The government has the monopoly of violence, if we arm all civilians like does in the United States, does it mean the state has no longer the monopoly of violence?
The concept of the “monopoly of violence” refers to the idea that the government, as a legitimate authority, has the sole right to use force or violence within a given territory to maintain law and order, and that this authority is derived from the consent of the governed. When civilians are armed, it does not necessarily mean that the government no longer has a monopoly of violence, as the government’s authority to use force is still recognized and maintained by law.
However, if all civilians are armed in a society, it can have various implications. It can potentially shift the power dynamics and balance of force within that society, as individuals or groups who possess weapons may be able to challenge or resist the authority of the government. It can also increase the likelihood of violent conflicts, accidents, and misuse of firearms, which can pose risks to public safety and security.
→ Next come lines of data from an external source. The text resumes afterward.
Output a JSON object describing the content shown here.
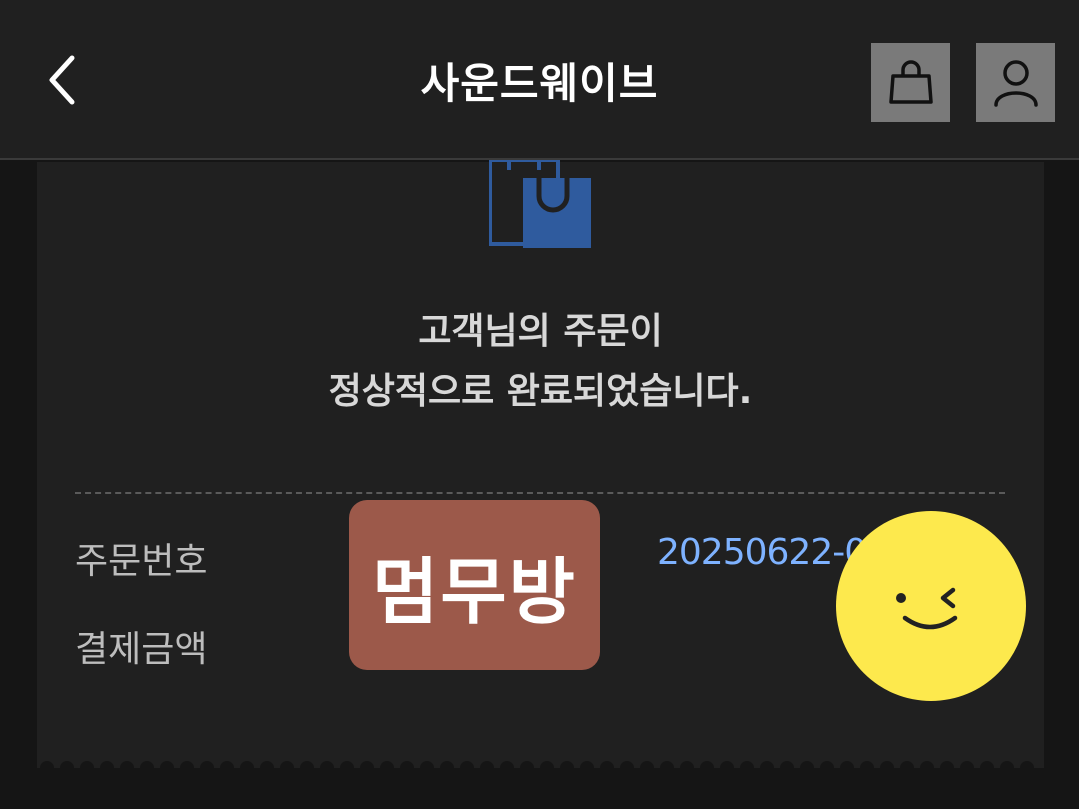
{
  "header": {
    "title": "사운드웨이브",
    "back_icon": "chevron-left-icon",
    "cart_icon": "shopping-bag-icon",
    "user_icon": "user-icon"
  },
  "confirmation": {
    "icon": "shopping-bag-icon",
    "message_line1": "고객님의 주문이",
    "message_line2": "정상적으로 완료되었습니다."
  },
  "order_info": {
    "order_number_label": "주문번호",
    "order_number_value": "20250622-0",
    "payment_label": "결제금액"
  },
  "overlays": {
    "sticker_text": "멈무방",
    "sticker_color": "#9c594a",
    "emoji": "wink-face-icon",
    "emoji_color": "#fde94d"
  },
  "colors": {
    "accent": "#7eb2ff",
    "bag_icon": "#2f5b9e"
  }
}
In countries like the United States, where civilian firearm ownership is widespread, the issue of the government’s monopoly of violence is often debated. While individuals have the right to bear arms under the Second Amendment of the U.S. Constitution, the government still maintains its authority to enforce laws and use force in order to maintain public order and protect its citizens. The government has the responsibility to regulate and control the possession and use of firearms through laws and regulations, in order to balance individual rights with public safety considerations and uphold the principle of the monopoly of violence.